Negotiations look promising for acquiring synthetic
speech in other languages (French,
Spanish, and German) for our synthesizer. This
product is not now available. It's just one of
several things our committee is working on.
Also under developing is the NFB scientific calculator,
which could be added to many speech or
Braille devices, including the Speaqualizer or the
products based on the Kentucky PortaBraillePocketBraille
technologies. The Braille 'n
Speak is perhaps the best known member of this
family. The NFB scientific calculator will be
available --we don't know just when or in what
form.
The R & D Committee did the work of translating
the typesetter codes used to produce the ink
print edition of the Random House Concise Dictionary
into Grade II Braille. This work was done
in cooperation with the National Association to Promote the Use of Braille (NAPUB). The dictionary
may be obtained from NAPUB by contacting
President Betty Niceley, 3618 Dayton
Avenue, Louisville, Kentucky 40207. A talking
edition of the dictionary has been prepared for
the Apple II Computer. It should be available
later this year. A version for MS/DOS is planned.
Did I promise to cite "a learning experience?" It
once seemed like a good idea to read a computer
screen by moving a "mouse" (not the cat kind but
the kind used with computers) on the desk top.
As the mouse is moved horizontally across the
desk, the computer's cursor moves across the
screen and a speech synthesizer reads aloud the
contents of the line.
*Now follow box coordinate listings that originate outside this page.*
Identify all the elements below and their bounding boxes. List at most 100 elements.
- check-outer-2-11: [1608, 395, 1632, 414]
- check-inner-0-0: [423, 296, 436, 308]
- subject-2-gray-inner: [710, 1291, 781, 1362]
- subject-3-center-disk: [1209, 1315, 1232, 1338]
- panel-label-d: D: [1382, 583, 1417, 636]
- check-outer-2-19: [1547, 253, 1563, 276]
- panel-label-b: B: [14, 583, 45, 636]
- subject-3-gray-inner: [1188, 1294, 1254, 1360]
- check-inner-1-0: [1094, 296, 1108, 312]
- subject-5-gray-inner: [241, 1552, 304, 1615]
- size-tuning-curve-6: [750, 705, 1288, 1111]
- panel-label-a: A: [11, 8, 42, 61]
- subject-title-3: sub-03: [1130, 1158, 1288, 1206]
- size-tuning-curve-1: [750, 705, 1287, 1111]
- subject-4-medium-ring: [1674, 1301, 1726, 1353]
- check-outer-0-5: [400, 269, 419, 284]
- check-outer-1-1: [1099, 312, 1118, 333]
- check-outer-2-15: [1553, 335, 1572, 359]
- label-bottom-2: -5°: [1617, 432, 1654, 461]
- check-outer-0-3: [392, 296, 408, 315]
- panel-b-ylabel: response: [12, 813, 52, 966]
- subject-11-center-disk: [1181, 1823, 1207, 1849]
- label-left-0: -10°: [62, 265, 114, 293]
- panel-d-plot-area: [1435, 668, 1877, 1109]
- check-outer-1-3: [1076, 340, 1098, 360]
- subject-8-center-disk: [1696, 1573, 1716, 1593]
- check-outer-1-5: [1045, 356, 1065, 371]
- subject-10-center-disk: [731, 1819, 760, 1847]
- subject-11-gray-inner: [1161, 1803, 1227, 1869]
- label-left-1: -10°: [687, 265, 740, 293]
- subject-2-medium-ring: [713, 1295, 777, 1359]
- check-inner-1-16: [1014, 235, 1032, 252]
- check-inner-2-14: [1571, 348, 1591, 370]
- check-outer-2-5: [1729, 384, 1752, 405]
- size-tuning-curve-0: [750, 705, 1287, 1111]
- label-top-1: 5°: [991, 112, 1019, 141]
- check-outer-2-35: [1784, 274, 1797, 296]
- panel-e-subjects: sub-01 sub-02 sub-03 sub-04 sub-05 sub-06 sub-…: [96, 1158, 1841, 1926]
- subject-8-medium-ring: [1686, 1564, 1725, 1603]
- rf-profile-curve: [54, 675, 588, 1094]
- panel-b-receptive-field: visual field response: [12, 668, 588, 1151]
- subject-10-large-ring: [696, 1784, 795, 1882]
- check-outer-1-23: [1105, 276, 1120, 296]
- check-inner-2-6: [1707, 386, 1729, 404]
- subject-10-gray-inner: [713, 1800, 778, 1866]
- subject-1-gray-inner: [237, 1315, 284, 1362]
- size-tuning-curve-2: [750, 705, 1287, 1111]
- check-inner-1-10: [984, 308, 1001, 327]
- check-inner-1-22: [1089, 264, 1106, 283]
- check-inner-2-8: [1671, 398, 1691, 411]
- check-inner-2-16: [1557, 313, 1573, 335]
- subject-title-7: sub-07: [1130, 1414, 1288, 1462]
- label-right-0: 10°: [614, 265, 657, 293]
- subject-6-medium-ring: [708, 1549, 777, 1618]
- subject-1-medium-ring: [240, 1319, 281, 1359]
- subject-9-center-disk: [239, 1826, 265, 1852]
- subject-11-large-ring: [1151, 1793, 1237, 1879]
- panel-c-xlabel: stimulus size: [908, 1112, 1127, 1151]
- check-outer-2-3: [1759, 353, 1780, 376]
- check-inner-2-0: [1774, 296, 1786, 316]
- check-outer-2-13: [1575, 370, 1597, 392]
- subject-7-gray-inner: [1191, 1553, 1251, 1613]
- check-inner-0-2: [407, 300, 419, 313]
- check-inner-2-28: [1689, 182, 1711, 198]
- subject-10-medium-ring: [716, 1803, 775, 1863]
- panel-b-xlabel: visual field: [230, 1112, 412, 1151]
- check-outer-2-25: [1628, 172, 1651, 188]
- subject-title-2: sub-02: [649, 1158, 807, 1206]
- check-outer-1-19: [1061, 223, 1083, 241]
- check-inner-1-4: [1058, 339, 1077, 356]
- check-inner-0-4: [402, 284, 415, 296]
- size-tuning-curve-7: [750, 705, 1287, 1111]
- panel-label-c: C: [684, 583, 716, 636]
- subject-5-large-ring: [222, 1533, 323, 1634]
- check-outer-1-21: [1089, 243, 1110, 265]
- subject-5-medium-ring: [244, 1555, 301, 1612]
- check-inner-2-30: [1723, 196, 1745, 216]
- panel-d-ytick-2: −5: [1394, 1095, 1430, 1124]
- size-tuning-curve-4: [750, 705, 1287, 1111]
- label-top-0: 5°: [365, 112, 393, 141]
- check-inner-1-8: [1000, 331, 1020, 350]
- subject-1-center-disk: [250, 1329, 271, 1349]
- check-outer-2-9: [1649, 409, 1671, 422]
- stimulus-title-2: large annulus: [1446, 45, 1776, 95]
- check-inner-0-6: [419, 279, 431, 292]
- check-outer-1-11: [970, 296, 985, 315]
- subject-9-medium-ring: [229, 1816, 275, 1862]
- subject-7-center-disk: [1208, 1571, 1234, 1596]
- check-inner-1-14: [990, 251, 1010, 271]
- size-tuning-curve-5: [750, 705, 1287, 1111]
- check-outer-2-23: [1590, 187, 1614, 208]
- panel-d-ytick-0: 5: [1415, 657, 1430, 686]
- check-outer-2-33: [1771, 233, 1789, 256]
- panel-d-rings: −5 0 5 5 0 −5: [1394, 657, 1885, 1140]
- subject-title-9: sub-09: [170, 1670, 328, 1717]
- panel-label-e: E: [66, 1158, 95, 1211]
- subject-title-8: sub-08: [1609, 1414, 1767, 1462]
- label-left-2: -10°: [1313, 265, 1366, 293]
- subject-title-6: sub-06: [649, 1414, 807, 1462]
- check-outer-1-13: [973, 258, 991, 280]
Or, by moving the mouse
vertically, the synthesizer could be made to speak
the contents of columns. We made it work. We
fine- tuned it and debugged it and concluded that
it was not a good idea after all. We decided to
throw no money down the rat hole. As a matter
of fact, we learned a great deal from the mouse
experiment pertaining to how we blind computer
users can relate gross manual movements to spatial
relations on visual screens. It sounds like a
good subject for a master's thesis in psychology.
I'll leave it there.
The National Federation of the Blind is a recognized
leader in research for the blind. Scientists
and engineers are coming to us in increasing
numbers. They ask for our endorsement of their
proposals to funding sources. They seek our
professional guidance. Most of all they seek our
knowledge and skill as technically competent
blind men and women.
The Research and Development Committee is
composed of the following members: Tim Cranmer,
Chairman; Curtis Chong, President of the
National Federation of the Blind in Computer
Science and Systems Programming Specialist,
IDS Financial Services, Minneapolis, Minnesota; Charles Cook, owner of his own computer
consulting company and developer of the
NFB Braille translator and the other computer
systems at the National Center for the Blind in
Baltimore; Emerson Foulke, Professor of
Psychology and Director of the Perceptual Alternatives
Laboratory at the University of Louisville;
Mike Freeman, Computer Systems
Programmer, Bonneville Power Administration,
Vancouver, Washington; Abraham Nemeth,
eminent mathematician and inventor of the
Nemeth Mathematical Code; Mary Ellen Reihing,
Assistant Director, Job Opportunities for the
Blind, Baltimore, Maryland; Harold Snider,
Director, Access for the Handicapped,
Washington, D.C.; Curtis Willoughby, Systems
Design Engineer, Northwestern Bell Telephone,
Des Moines, Iowa; James Willows, Electronic
Engineer, Lawrence Livermore National
Laboratories, Livermore, California.